A judge has ruled in favor of the defendant Chung family in the mishandled-dry-cleaning case, and awarded them (relatively minor) court costs. Pearson is expected to appeal; the Chungs’ lawyer says the family expects to ask eventually that he also be made to pay their attorney fees, but D.C. law sets the bar for such a request relatively high, so it’s by no means something they can count on. Coverage: Washington Post and its Marc Fisher and OFF/beat blogs, more. Earlier: here and here.
More: And here’s word of a fundraiser for the Chungs’ legal defense, next month in D.C., sponsored by the Chamber and ATRA.
6 Comments
Everyone should read the opinion here. The judge did a great job of explaining the case without any of the journalistic distortions and simplifications. This was not an asinine and ludicrous pant lawsuit. It was an even more asinine and ludicrous sign lawsuit.
It is my subjective opinion that Pearson is loony. In reading the opinion you’ll learn how he acted nearly the same way in his divorce case too.
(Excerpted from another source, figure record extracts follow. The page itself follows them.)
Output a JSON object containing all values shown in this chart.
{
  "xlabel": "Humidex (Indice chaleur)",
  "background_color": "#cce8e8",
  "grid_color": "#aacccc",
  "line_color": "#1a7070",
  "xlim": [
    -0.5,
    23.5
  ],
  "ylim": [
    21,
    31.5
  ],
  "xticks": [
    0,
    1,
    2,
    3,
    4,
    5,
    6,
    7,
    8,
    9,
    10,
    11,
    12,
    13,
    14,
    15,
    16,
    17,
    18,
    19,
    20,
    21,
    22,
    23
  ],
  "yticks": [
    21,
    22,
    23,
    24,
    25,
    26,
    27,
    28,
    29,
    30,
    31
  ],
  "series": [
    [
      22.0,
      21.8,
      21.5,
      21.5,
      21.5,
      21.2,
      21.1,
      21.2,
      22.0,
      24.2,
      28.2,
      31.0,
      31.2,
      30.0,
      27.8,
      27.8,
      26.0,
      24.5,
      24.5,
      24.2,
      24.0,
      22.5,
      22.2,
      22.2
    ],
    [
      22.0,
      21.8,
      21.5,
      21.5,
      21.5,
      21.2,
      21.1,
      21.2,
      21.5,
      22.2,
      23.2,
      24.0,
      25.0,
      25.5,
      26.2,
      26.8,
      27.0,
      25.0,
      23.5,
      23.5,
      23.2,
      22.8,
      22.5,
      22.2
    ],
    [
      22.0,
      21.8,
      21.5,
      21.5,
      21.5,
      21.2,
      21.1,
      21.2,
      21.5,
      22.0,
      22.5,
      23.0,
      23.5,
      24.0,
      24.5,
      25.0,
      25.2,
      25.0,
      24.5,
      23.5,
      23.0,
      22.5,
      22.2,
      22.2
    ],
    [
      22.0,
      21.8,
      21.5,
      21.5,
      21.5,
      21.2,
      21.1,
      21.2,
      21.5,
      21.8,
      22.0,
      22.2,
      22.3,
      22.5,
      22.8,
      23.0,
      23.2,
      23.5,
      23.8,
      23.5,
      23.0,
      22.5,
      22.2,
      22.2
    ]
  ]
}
Perhaps a solypsis would be appropriate:
Pearson lost his suit and the pants that begot it.
The fact that the plaintiff was a JUDGE should scare the pants off of all americans.
What I find odd is why it costs so much money to defend against a frivolous suit. If a suit is truly frivolous, shouldn’t the legal fees to oppose it be minimal?
Yes, the fees to oppose a frivolous suit “should” be minimal — in an aspirational sense. But they’re not.
When someone sues you for $65, the legal fees to oppose it are minimal. When someone sues you for $65 million, you go all out to fight it, no matter how frivolous, because even a 1% chance of losing is too much.
And because the modern theory of our judicial system is that it’s better to have 100 silly suits rather than risk that one legitimate plaintiff will be denied his day in court, judges are incredibly reluctant to toss out cases before discovery.
Litigation, frivolous or not, is always expensive and should be minimized from a judicial and taxpayer’s perspective but the incentive structure for a plaintiff argues against this. For example, when attorneys’ fees are rarely assessed to the loser (as seen in the lost pants case) or when the plaintiff can up and move forums when they fear an unfavorable verdict (cue Anna Nicole Smith), then it creates perverse incentives to sue everyone and take as much of the court and defendant’s time as possible.